What do you use to wrap gifts? Ever made a DIY wrapping like this?
Discussion (19 Comments)
I also grew up in a family that saved wrapping bags even tissue paper. When we got married, I told my new husband that we would be saving the wrapping and he was like, ‘well, that’s kinda weird, you get to explain that to my parents.’ About three years later, his family started saving wrapping. I am happy to say that I have not purchased a gift bag in ten years and still have a few wedding bags.
Katie, this made me chuckle! I’ve been sewing bags like that since I was five….on my grandmother’s Featherweight Singer machine. (I’m 60 now…) The machine I use today is one I have had since I married 42 years ago. And it was well over 50 years old then!! You were saying about how things are not made as well these days, and sadly, that is so very true. You stated that your girls got a heavy duty sewing machine and being curious, I looked to see which one it was. I had to chuckle, as all of the ‘heavy duty’ features are the features that were standard on the machines of yesteryear!!! Mine, even as old as it is, works flawlessly and is indeed very heavy duty….denim, leather, you name it. I will be making bags, and tons of other stuff hopefully for many years to come. And teaching other hands to do the same! I love fabric gift bags for everything, year round…..simple things are so much nicer! Thanks for the lovely post!
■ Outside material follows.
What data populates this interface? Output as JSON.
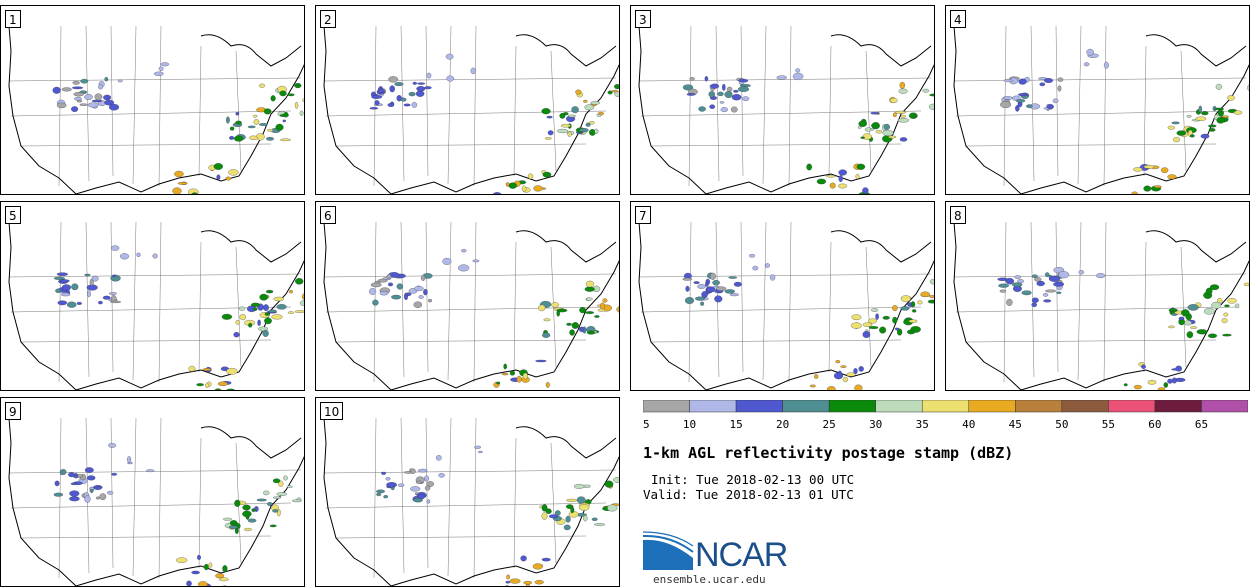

I bought a bunch of fabric, more than 5 years ago (I can’t remember exactly when), with the plan of making gift bags. I sewed 2 bags before I gave up. I’m just not a sewer. But the fabric hasn’t gone to waste. It’s cut to various sizes to accommodate any gift. I wrap gifts, using the fabric in the same way you would use paper. I then use a ribbon to tie around the package just like you would add ribbon to a paper-wrapped gift. It holds the fabric together very well.
I have talked about making bags off and on over the years, but my daughter insists that she likes it better this way. Oh! I haven’t hemmed the edges or used pinking shears and the fabric has held up beautifully!
This is my all time favorite post! I love that your smart girls came up with this idea and are skilled enough to sew it themselves. Thank you so much for sharing this experience.
This is a lovely idea ;-). Thank you girls, and Katie!
I send a number of small gifts to great nieces and nephews and have been making gift bags for them for a few years now. I have a serger so it makes quick work of the bags and is really a lot of fun.
Thank you girls for the great idea. I hope I can look for some Christmas fabric and sew them for the coming years. Actually, you could use these for other occasions too with the appropriate fabrics. Thanks for the instructions. Merry Christmas!
I made a huge batch of fabric gift bags for Christmas a few years back and I love them. It is so easy to pop each gift in a bag and tie the ribbon (I attached ribbon to each bag so I can’t lose it. I still wrap gifts if the gift is leaving the house (I don’t want to lose my bags) but if someone is going to open a gift at my house they get it in a fabric gift sack.
My number one suggestion is make sure you pick busy patterns if the fabric is not nice and thick or you can see images through the bag.
I used pillowcases for childrens gifts for years. If you dont sew, that an easy option. 2 gifts in one. When the kids tastes change from Thomas the train to Transformers, you can get them new ones. And who doesn’t need extra pillowcases?
Way back in the 1970s we simply hemmed large pieces of cloth and used them to wrap gifts year after year.